On Wednesday, 15 attorneys general filed a brief in support of the Chicago lawsuit, saying that the administration’s efforts to pull federal funds from sanctuary jurisdictions infringes on their right to set their own law enforcement policies.
“The Trump administration cannot strip a city or a police department of these critical funds, simply because they don’t like its policies,” Eric Schneiderman, the New York attorney general, said in a statement.
“President Trump and the DOJ do not have the authority to unilaterally transform state and local police into federal immigration agents — or to force a city or state
to decide between vital law enforcement grants and the policies they know are necessary to protect public safety,” Schneiderman said.

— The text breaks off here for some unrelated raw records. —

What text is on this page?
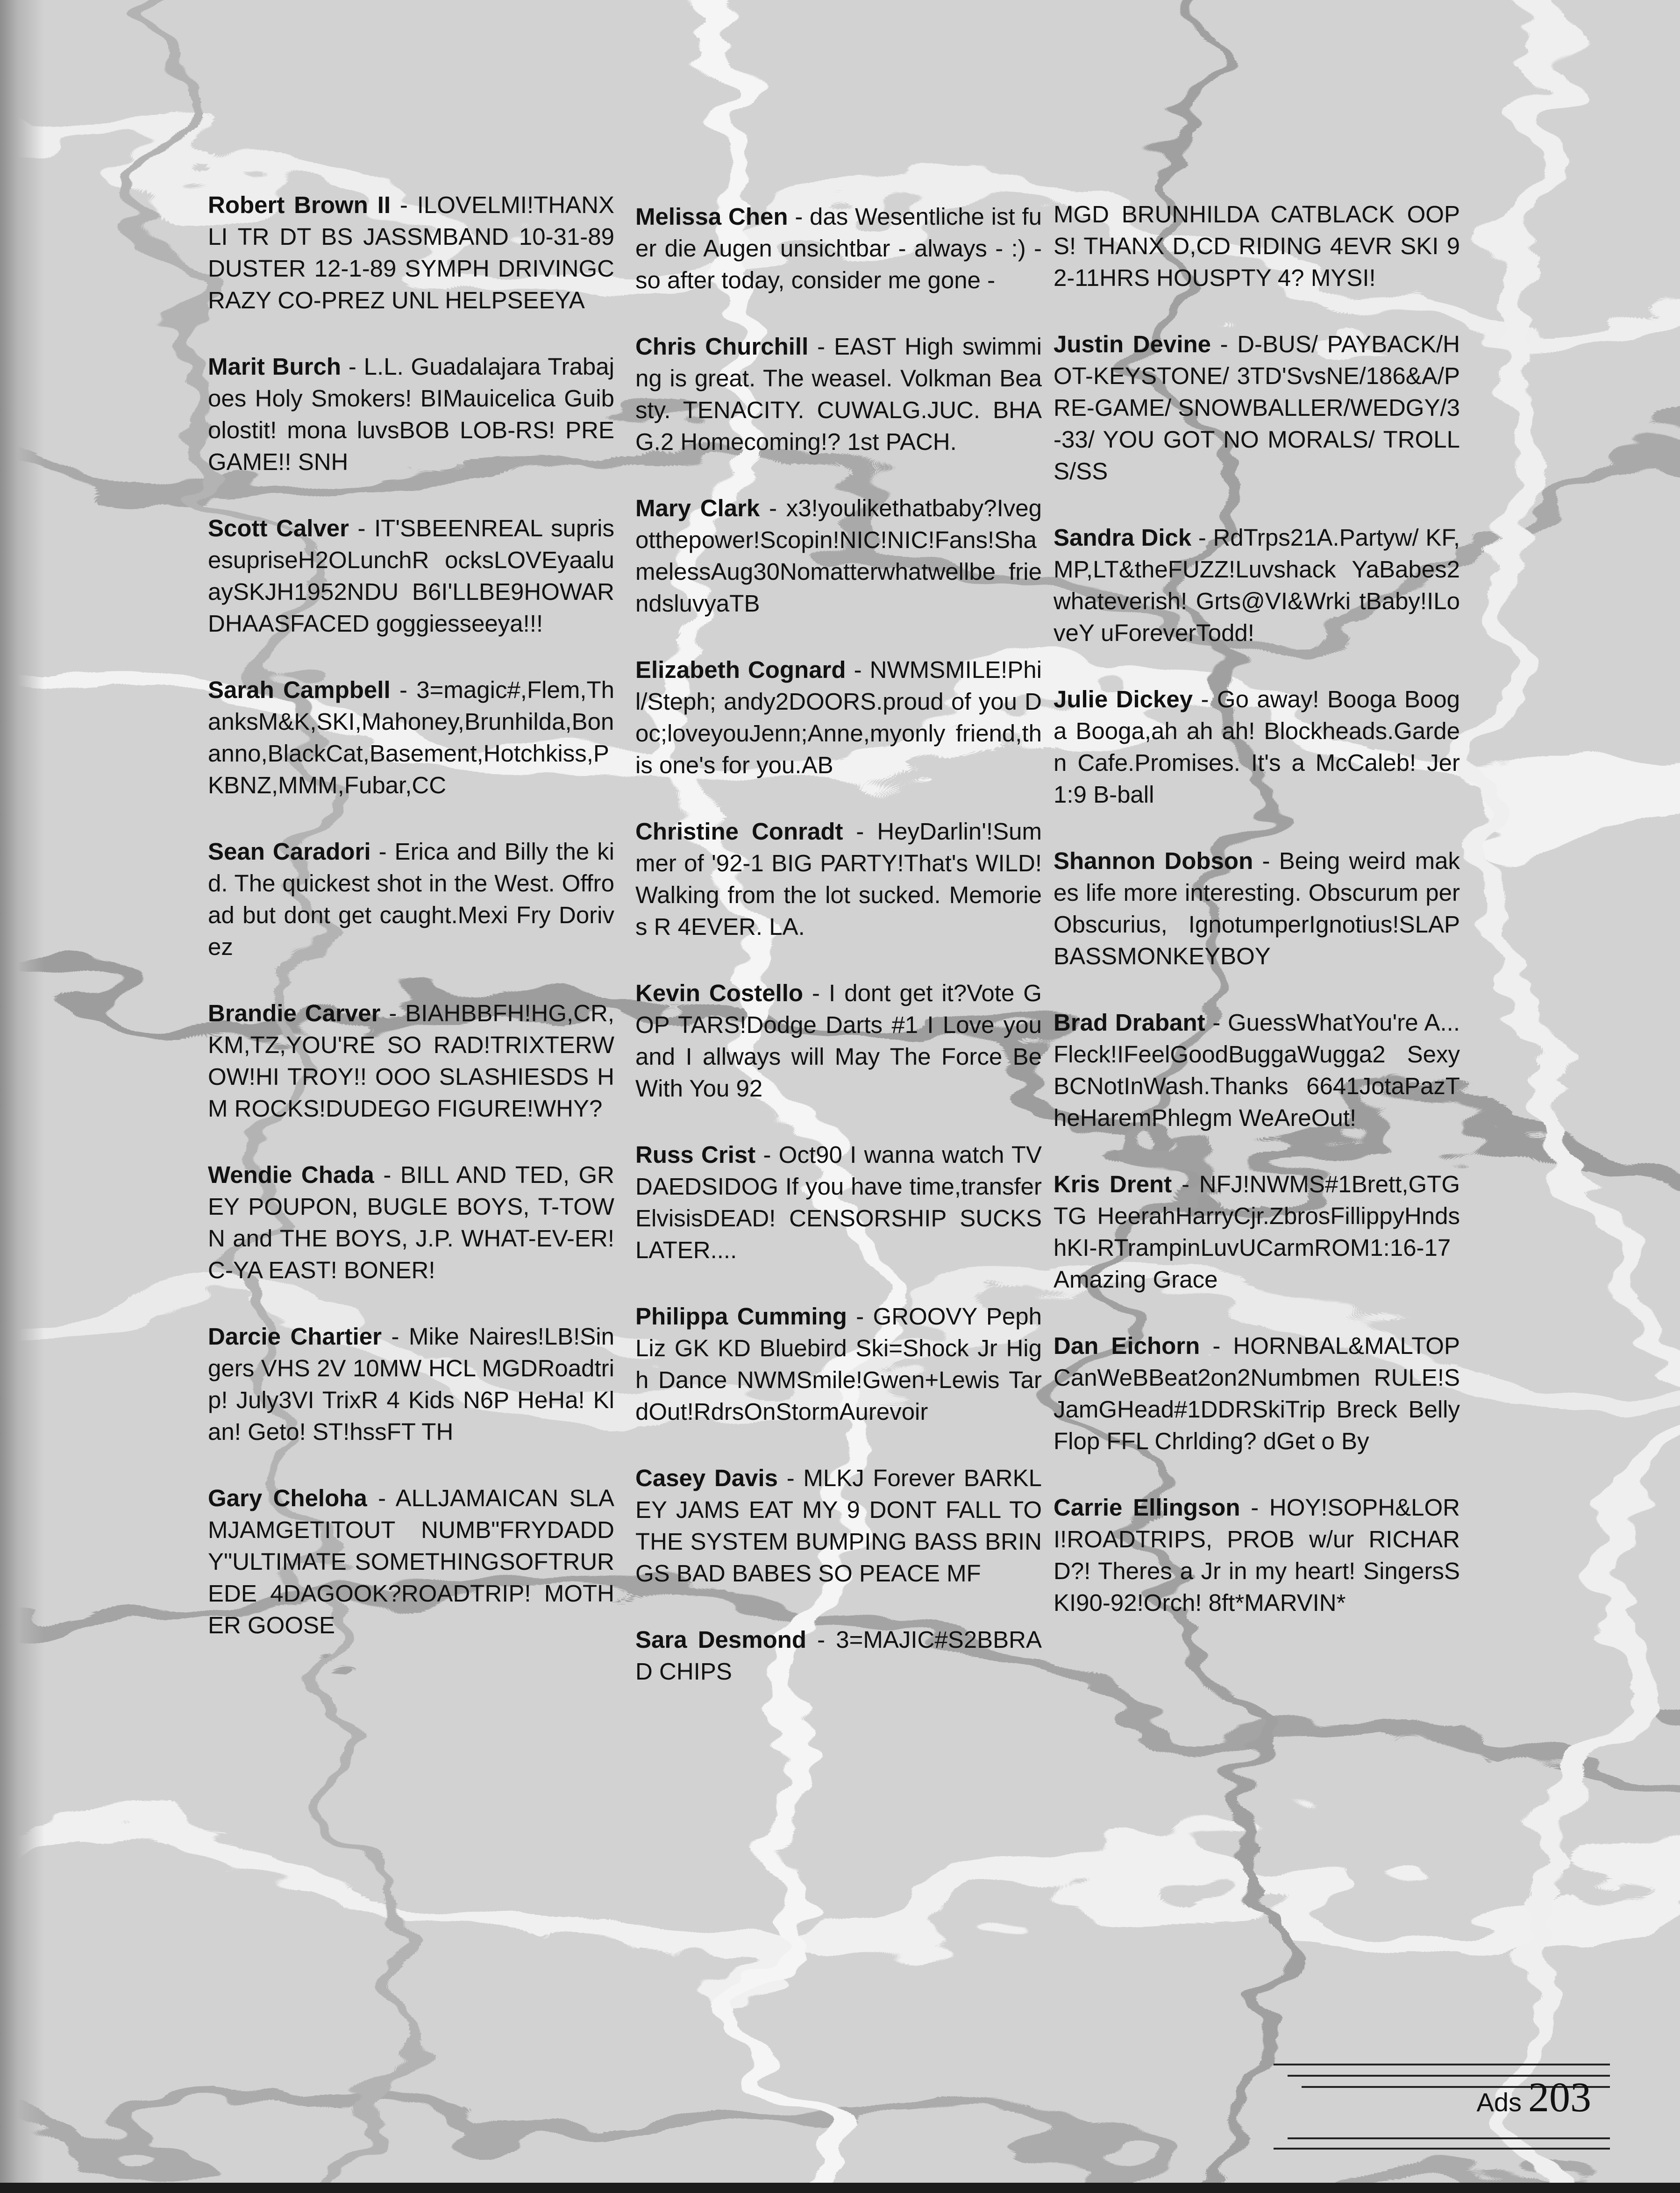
Robert Brown II - ILOVELMI!THANXLI TR DT BS JASSMBAND 10-31-89 DUSTER 12-1-89 SYMPH DRIVINGCRAZY CO-PREZ UNL HELPSEEYA

Marit Burch - L.L. Guadalajara Trabajoes Holy Smokers! BIMauicelica Guibolostit! mona luvsBOB LOB-RS! PREGAME!! SNH

Scott Calver - IT'SBEENREAL suprisesupriseH2OLunchR ocksLOVEyaaluaySKJH1952NDU B6I'LLBE9HOWARDHAASFACED goggiesseeya!!!

Sarah Campbell - 3=magic#,Flem,ThanksM&K,SKI,Mahoney,Brunhilda,Bonanno,BlackCat,Basement,Hotchkiss,PKBNZ,MMM,Fubar,CC

Sean Caradori - Erica and Billy the kid. The quickest shot in the West. Offroad but dont get caught.Mexi Fry Dorivez

Brandie Carver - BIAHBBFH!HG,CR,KM,TZ,YOU'RE SO RAD!TRIXTERWOW!HI TROY!! OOO SLASHIESDS HM ROCKS!DUDEGO FIGURE!WHY?

Wendie Chada - BILL AND TED, GREY POUPON, BUGLE BOYS, T-TOWN and THE BOYS, J.P. WHAT-EV-ER! C-YA EAST! BONER!

Darcie Chartier - Mike Naires!LB!Singers VHS 2V 10MW HCL MGDRoadtrip! July3VI TrixR 4 Kids N6P HeHa! Klan! Geto! ST!hssFT TH

Gary Cheloha - ALLJAMAICAN SLAMJAMGETITOUT NUMB"FRYDADDY"ULTIMATE SOMETHINGSOFTRUREDE 4DAGOOK?ROADTRIP! MOTHER GOOSE

Melissa Chen - das Wesentliche ist fuer die Augen unsichtbar - always - :) - so after today, consider me gone -

Chris Churchill - EAST High swimming is great. The weasel. Volkman Beasty. TENACITY. CUWALG.JUC. BHAG.2 Homecoming!? 1st PACH.

Mary Clark - x3!youlikethatbaby?Ivegotthepower!Scopin!NIC!NIC!Fans!ShamelessAug30Nomatterwhatwellbe friendsluvyaTB

Elizabeth Cognard - NWMSMILE!Phil/Steph; andy2DOORS.proud of you Doc;loveyouJenn;Anne,myonly friend,this one's for you.AB

Christine Conradt - HeyDarlin'!Summer of '92-1 BIG PARTY!That's WILD! Walking from the lot sucked. Memories R 4EVER. LA.

Kevin Costello - I dont get it?Vote GOP TARS!Dodge Darts #1 I Love you and I allways will May The Force Be With You 92

Russ Crist - Oct90 I wanna watch TV DAEDSIDOG If you have time,transfer ElvisisDEAD! CENSORSHIP SUCKS LATER....

Philippa Cumming - GROOVY Peph Liz GK KD Bluebird Ski=Shock Jr High Dance NWMSmile!Gwen+Lewis TardOut!RdrsOnStormAurevoir

Casey Davis - MLKJ Forever BARKLEY JAMS EAT MY 9 DONT FALL TO THE SYSTEM BUMPING BASS BRINGS BAD BABES SO PEACE MF

Sara Desmond - 3=MAJIC#S2BBRAD CHIPS

MGD BRUNHILDA CATBLACK OOPS! THANX D,CD RIDING 4EVR SKI 92-11HRS HOUSPTY 4? MYSI!

Justin Devine - D-BUS/ PAYBACK/HOT-KEYSTONE/ 3TD'SvsNE/186&A/PRE-GAME/ SNOWBALLER/WEDGY/3-33/ YOU GOT NO MORALS/ TROLLS/SS

Sandra Dick - RdTrps21A.Partyw/ KF,MP,LT&theFUZZ!Luvshack YaBabes2whateverish! Grts@VI&Wrki tBaby!ILoveY uForeverTodd!

Julie Dickey - Go away! Booga Booga Booga,ah ah ah! Blockheads.Garden Cafe.Promises. It's a McCaleb! Jer 1:9 B-ball

Shannon Dobson - Being weird makes life more interesting. Obscurum per Obscurius, IgnotumperIgnotius!SLAP BASSMONKEYBOY

Brad Drabant - GuessWhatYou're A...Fleck!IFeelGoodBuggaWugga2 SexyBCNotInWash.Thanks 6641JotaPazTheHaremPhlegm WeAreOut!

Kris Drent - NFJ!NWMS#1Brett,GTGTG HeerahHarryCjr.ZbrosFillippyHndshKI-RTrampinLuvUCarmROM1:16-17Amazing Grace

Dan Eichorn - HORNBAL&MALTOP CanWeBBeat2on2Numbmen RULE!SJamGHead#1DDRSkiTrip Breck Belly Flop FFL Chrlding? dGet o By

Carrie Ellingson - HOY!SOPH&LORI!ROADTRIPS, PROB w/ur RICHARD?! Theres a Jr in my heart! SingersSKI90-92!Orch! 8ft*MARVIN*

Ads 203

The letters to the 23 jurisdictions were sent nearly a week after Senate Democrats asked the departments of Justice and Homeland Security for more information about whether the administration would criminally charge local politicians over local laws that create protections for immigrants.
The Justice Department official emphasized that the department was fighting to enforce a statute enacted during former President Barack Obama’s administration. He added that the letters were sent after a review conducted by the department’s inspector general, which had evaluated whether many jurisdictions were still eligible for federal dollars based on their compliance with the statute.
Based on the review, the department determined that it needed to require nearly two dozen jurisdictions to produce documents related to information sharing with federal immigration agents, including details about their local laws and anything pertaining to policies or practices that could restrict information sharing.
Several of the local officials whom the Justice Department had targeted were blindsided by the letters and had not received them before the government announced them.
“The Trump administration is once again threatening California and local jurisdictions because we are invoking our constitutionally protected right to protect our resources and the honest, hardworking people who are critical to our economy,” said Kevin de Leon, the leader of the California state Senate. “No number of threatening letters will change the fact that we are in compliance with federal law, nor will we be bullied or intimidated into betraying our immigrant community.”